Wednesday, 28 March 2012

More on whether Canada's federal scientists being 'muzzled'?

There is another article on CBC that discusses the issue of whether Canada's federal scientists being 'muzzled'? ... Well perhaps it is a good time to review the Communications Policy of the Government of Canada that took effect on August 1, 2006 replacing the old one from 2002. Read for yourself and decide whether there is a directive from the government that prevents the scientists to talk to the media, especially note article 19 and 20, also copied below: "19. Media Relations
Journalists and other media representatives play an important role in the democratic process - providing the public with news and information about government, and reporting on the public's views and opinions of government. Institutions must cultivate proactive relations with the media to promote public awareness and understanding of government policies, programs, services and initiatives.
Institutions must operate and respond effectively in a 24-hour media environment. They must be able, on short notice, to reach and inform the media on issues of importance to decision-makers and the public. Institutions engage the media using a variety of communication tools, including news conferences, background or technical briefings, news releases, and audio-video presentations.
Institutions must facilitate information or interview requests from the media, and manage plans and strategies for communicating with the media. Institutions must consult their minister's office when planning media campaigns or strategies that could involve ministerial participation, or when preparing a response to a media enquiry that could have implications for the minister.
Institutions must respect the authority and responsibility of Parliament, whose members are entitled to learn about planned legislative initiatives before information about them is released to the media.
Institutions must ensure the quality and consistency of information services provided to the media in both official languages. Media enquiries, whether by phone, email, letter or in person, must be addressed promptly to accommodate publication deadlines.
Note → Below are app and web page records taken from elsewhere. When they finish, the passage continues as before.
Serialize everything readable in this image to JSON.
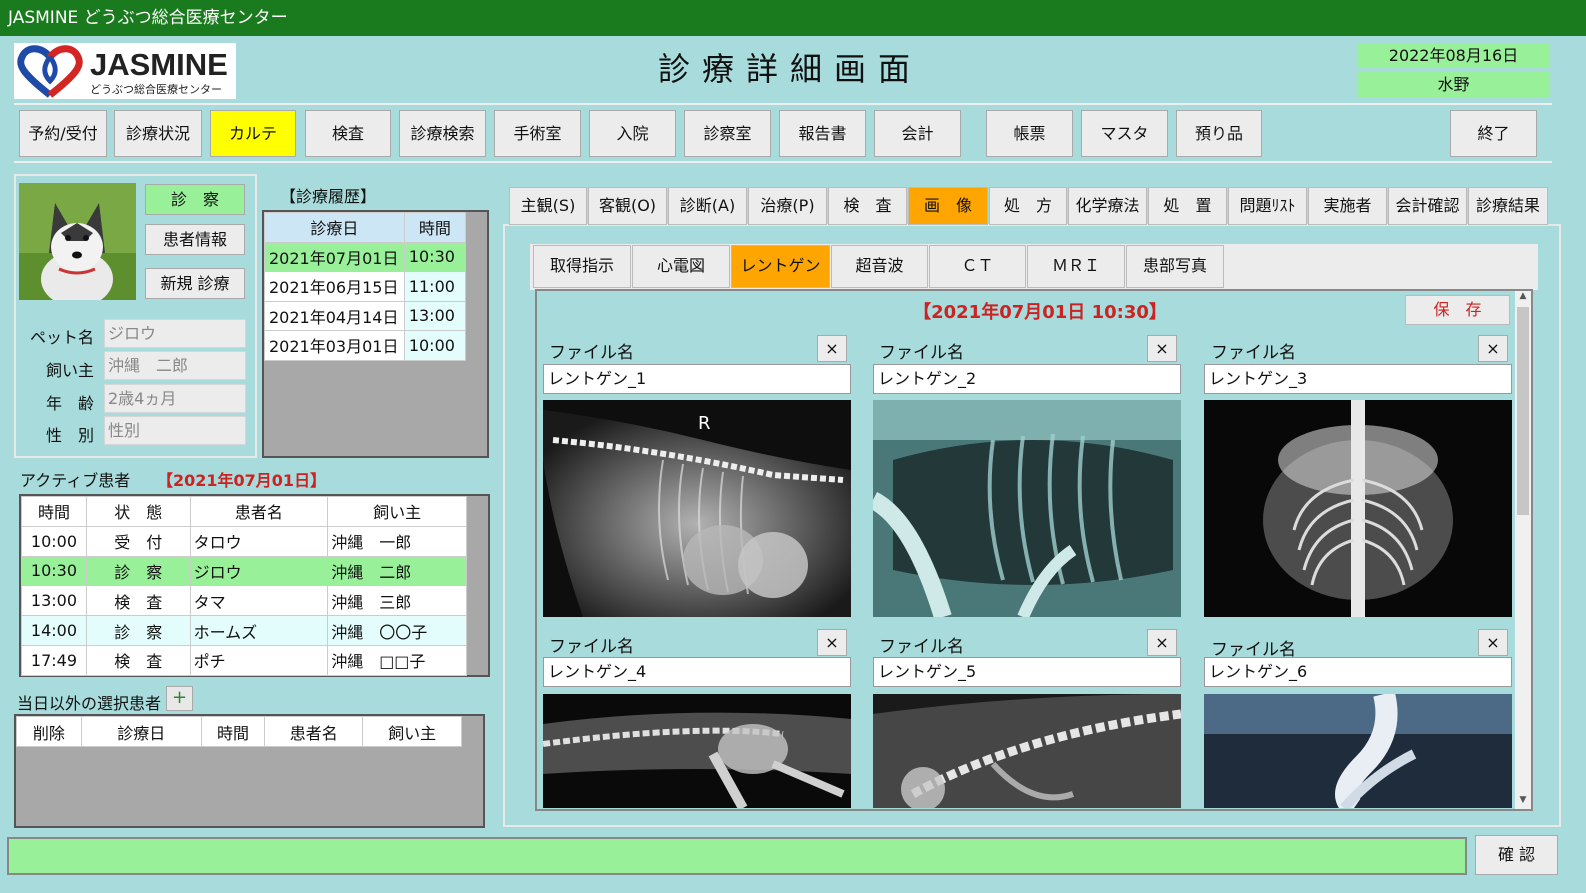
{
  "window": {
    "title": "JASMINE どうぶつ総合医療センター"
  },
  "logo": {
    "brand": "JASMINE",
    "subtitle": "どうぶつ総合医療センター"
  },
  "page_title": "診療詳細画面",
  "header": {
    "date": "2022年08月16日",
    "user": "水野"
  },
  "toolbar": {
    "buttons": [
      "予約/受付",
      "診療状況",
      "カルテ",
      "検査",
      "診療検索",
      "手術室",
      "入院",
      "診察室",
      "報告書",
      "会計",
      "帳票",
      "マスタ",
      "預り品",
      "終了"
    ],
    "active": "カルテ"
  },
  "patient_panel": {
    "buttons": {
      "consult": "診　察",
      "info": "患者情報",
      "new": "新規 診療"
    },
    "labels": {
      "pet": "ペット名",
      "owner": "飼い主",
      "age": "年　齢",
      "sex": "性　別"
    },
    "values": {
      "pet": "ジロウ",
      "owner": "沖縄　二郎",
      "age": "2歳4ヵ月",
      "sex": "性別"
    }
  },
  "history": {
    "title": "【診療履歴】",
    "headers": [
      "診療日",
      "時間"
    ],
    "rows": [
      [
        "2021年07月01日",
        "10:30"
      ],
      [
        "2021年06月15日",
        "11:00"
      ],
      [
        "2021年04月14日",
        "13:00"
      ],
      [
        "2021年03月01日",
        "10:00"
      ]
    ]
  },
  "active_patients": {
    "title": "アクティブ患者",
    "date": "【2021年07月01日】",
    "headers": [
      "時間",
      "状　態",
      "患者名",
      "飼い主"
    ],
    "rows": [
      [
        "10:00",
        "受　付",
        "タロウ",
        "沖縄　一郎"
      ],
      [
        "10:30",
        "診　察",
        "ジロウ",
        "沖縄　二郎"
      ],
      [
        "13:00",
        "検　査",
        "タマ",
        "沖縄　三郎"
      ],
      [
        "14:00",
        "診　察",
        "ホームズ",
        "沖縄　〇〇子"
      ],
      [
        "17:49",
        "検　査",
        "ポチ",
        "沖縄　□□子"
      ]
    ]
  },
  "other_patients": {
    "title": "当日以外の選択患者",
    "add": "+",
    "headers": [
      "削除",
      "診療日",
      "時間",
      "患者名",
      "飼い主"
    ]
  },
  "chart_tabs": {
    "items": [
      "主観(S)",
      "客観(O)",
      "診断(A)",
      "治療(P)",
      "検　査",
      "画　像",
      "処　方",
      "化学療法",
      "処　置",
      "問題ﾘｽﾄ",
      "実施者",
      "会計確認",
      "診療結果"
    ],
    "active": "画　像"
  },
  "image_tabs": {
    "items": [
      "取得指示",
      "心電図",
      "レントゲン",
      "超音波",
      "ＣＴ",
      "ＭＲＩ",
      "患部写真"
    ],
    "active": "レントゲン"
  },
  "image_view": {
    "datetime": "【2021年07月01日 10:30】",
    "save": "保　存",
    "file_label": "ファイル名",
    "close": "×",
    "files": [
      "レントゲン_1",
      "レントゲン_2",
      "レントゲン_3",
      "レントゲン_4",
      "レントゲン_5",
      "レントゲン_6"
    ],
    "marker": "R"
  },
  "footer": {
    "confirm": "確 認"
  },
  "colors": {
    "titlebar": "#197a1e",
    "background": "#a8dcdc",
    "active_tab": "#ffa500",
    "active_nav": "#ffff00",
    "highlight": "#98f098"
  }
}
Institutions must ensure processes and procedures are in place to assist managers and employees in responding to media calls. Communication specialists responsible for media relations ensure that media requests, particularly for interviews or technical information on specialized subjects, are directed to knowledgeable managers or staff designated to speak as official representatives of their institution. (See Requirement 20 for policy direction on spokespersons.)
20. Spokespersons
Ministers are the principal spokespersons of the Government of Canada. They are supported in this role by appointed aides, including executive assistants, communication directors and press secretaries in ministers' offices, and by the senior management teams of government institutions, which include deputy heads, heads of communications and other officials.
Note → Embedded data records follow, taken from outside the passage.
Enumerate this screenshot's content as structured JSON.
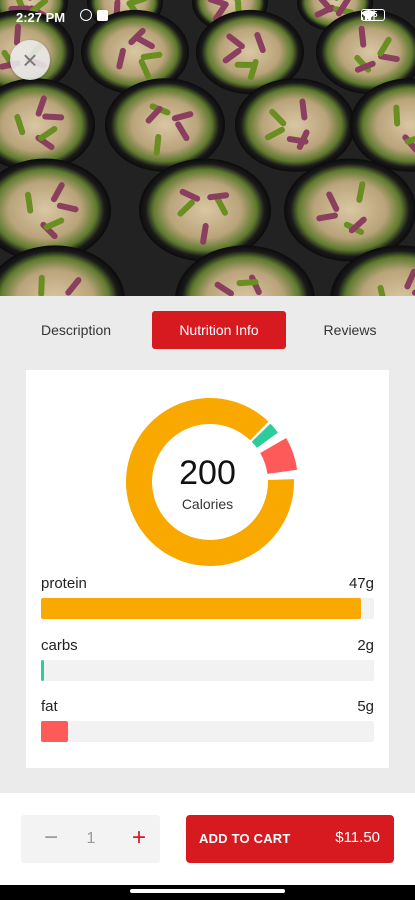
{
  "status": {
    "time": "2:27 PM",
    "battery": "85"
  },
  "tabs": {
    "description": "Description",
    "nutrition": "Nutrition Info",
    "reviews": "Reviews"
  },
  "nutrition": {
    "calories_value": "200",
    "calories_label": "Calories",
    "nutrients": [
      {
        "name": "protein",
        "amount": "47g",
        "fraction": 0.96,
        "color": "#f9a800"
      },
      {
        "name": "carbs",
        "amount": "2g",
        "fraction": 0.01,
        "color": "#2ecc9a"
      },
      {
        "name": "fat",
        "amount": "5g",
        "fraction": 0.08,
        "color": "#ff5a5a"
      }
    ]
  },
  "colors": {
    "accent": "#d71920",
    "protein": "#f9a800",
    "carbs": "#2ecc9a",
    "fat": "#ff5a5a"
  },
  "cart": {
    "quantity": "1",
    "minus": "−",
    "plus": "+",
    "add_label": "ADD TO CART",
    "price": "$11.50"
  },
  "close": "×"
}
Ministers present and explain government policies, priorities and decisions to the public. Institutions, leaving political matters to the exclusive domain of ministers and their offices, focus their communication activities on issues and matters pertaining to the policies, programs, services and initiatives they administer.
An institution's senior management must designate managers and knowledgeable staff in head offices and in the regions to speak in an official capacity on issues or subjects for which they have responsibility and expertise.
Officials designated to speak on an institution's behalf, including technical or subject-matter experts, must receive instruction, particularly in media relations, to carry out their responsibilities effectively and to ensure the requirements of their institution and this policy are met. (See Requirement 19 for policy direction on media relations.)
Spokespersons, particularly senior managers, are often called upon to represent institutions before parliamentary committees and boards of inquiry. To ensure effective communication that respects official protocol, spokespersons must be familiar with Privy Council Office guidelines on appearing before Parliament and other official bodies.
Spokespersons at all times must respect privacy rights, security needs, matters before the courts, government policy, Cabinet confidences and ministerial responsibility. When speaking as an institution's official representative, they must identify themselves by name and position, speak on the record for public attribution, and confine their remarks to matters of fact concerning the policies, programs, services or initiatives of their institution."